Desde o anúncio da Secretaria Estadual de Administração Penitenciária (SAP), no início deste mês de julho, sobre a transformação da Penitenciária Feminina de São Vicente, construída às margens da Rodovia Padre Manoel da Nóbrega, na área continental, em um Centro de Progressão Penitenciária (CPP) – Masculino, venho direcionando todos os esforços necessários para tentar reverter essa decisão.
Estou liderando o movimento #PresídioMasculinoNÃO! por meio de mobilização nas redes sociais, nas plataformas de comunicação e reunindo assinaturas em uma petição on-line. Venho dialogando com a população em relação a mais esta conduta desrespeitosa do governador João Doria (PSDB) com São Vicente. Também oficiamos o Tribunal de Contas e o Ministério Público quanto aos danos ao erário em relação às novas adaptações que o prédio terá de receber em razão da mudança completa do objeto inicial, que projetou uma unidade feminina, com espaços específicos para amamentação e uma creche, por exemplo.
Minha indignação não é só a de um deputado estadual que representa milhares de pessoas da Região Metropolitana da Baixada Santista, mas de um morador da Cidade que não admite que uma decisão dessa envergadura possa ser tomada de maneira unilateral, sem consultar a opinião das pessoas que serão diretamente afetadas por essa alteração de finalidade e público-alvo, de presídio feminino para masculino, e de regime semiaberto.
Nem mesmo o Prefeito Municipal Kayo Amado, a Câmara de Vereadores e os deputados que representam a Região Metropolitana foram consultados. Estive recentemente com o vice-governador Rodrigo Garcia (PSDB), no litoral sul paulista, e ele mostrou-se irredutível quanto à decisão adotada pela SAP.
Na última quinta-feira (22), promovi uma audiência pública que reuniu quase 70 pessoas entre autoridades, sindicatos e lideranças. Todos se manifestaram contra a mudança. Citaram a necessidade do estado oferecer contrapartidas para a Cidade abrigar mais um presídio, já que São Vicente possui quatro outras unidades prisionais, incluindo a Fundação Casa.
Os depoimentos dos policiais penais que vivem o dia a dia do sistema prisional são muito preocupantes. O presidente do Sindicato dos Funcionários do Sistema Prisional do Estado de São Paulo (Sifuspesp), Fabio Jabá, não poupou críticas ao governo do estado em relação aos três últimos anos dessa gestão. Reforçou que é muito comum o preso entrar no regime semiaberto e fugir, porque o sistema é falho e o déficit funcional imenso.

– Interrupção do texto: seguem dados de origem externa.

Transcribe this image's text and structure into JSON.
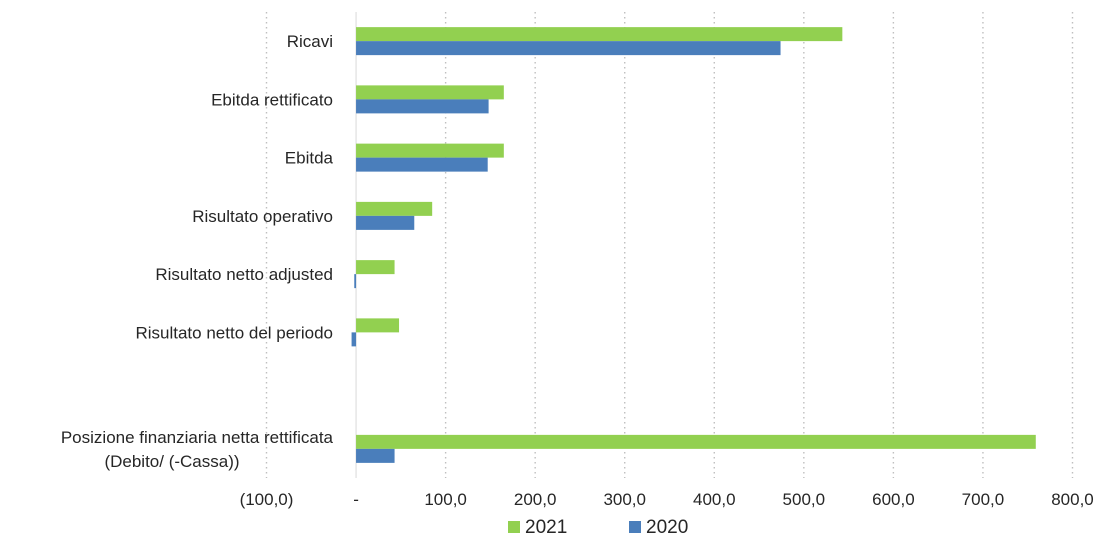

Segundo ele, as fugas em um CPP são constantes, a julgar pela debandada de 526 detentos em Mongaguá, em 2020, o que gera aumento na incidência de crimes e muita insegurança para toda a região. Jabá atribui o problema ao déficit de servidores e ao fato dos agentes penitenciários não poderem trabalhar armados. Outra questão apontada é a saída do preso durante o dia, para trabalhar fora, e voltar à noite. O presidente do Sifuspesp observa, ainda, que esta é uma grande falha do estado, pois esses presos deveriam ser acompanhados por policiais penais.
O advogado e professor de Direito Penal, Matheus Cury, alertou quanto ao fato de São Vicente estar virando um reduto de presídios. Na opinião dele, esse é um problema regional, já que envolve a concentração de centros prisionais em uma única região. Ao final da audiência, o presidente da OAB São Vicente, Eduardo Kliman, destacou que, ao acompanhar as manifestações dos policiais penais e especialistas, percebeu que os argumentos descaracterizam completamente a resposta da SAP enviada à OAB.
Kliman referiu-se especialmente à quantidade de presos, que segundo a secretaria permaneceria dentro da expectativa de 850 detentos e a alegação de que as adaptações no prédio são mínimas para realizar a mudança para o masculino. Ambas as informações não condizem com a realidade apontada pelos servidores, inclusive em função do déficit de vagas em regime semiaberto. O presidente da OAB fez ainda uma ponderação em relação à necessidade do aumento de efetivo das Polícias Militar e Civil, o que também não há foi programado pelo estado até agora.
No último fim de semana, a Badra Comunicação e o portal BS9 divulgaram os resultados de uma pesquisa de satisfação em que o atual governador João Doria (PSDB) é desaprovado pela população de São Vicente em quase 70%. Depois de um mês de tanta luta, essa avaliação demonstra o nível de conscientização e insatisfação do vicentino com os projetos destrutivos do governo do estado com a Cidade. É a maior motivação para seguirmos firmes com o nosso movimento #PresídioMasculinoNÃO!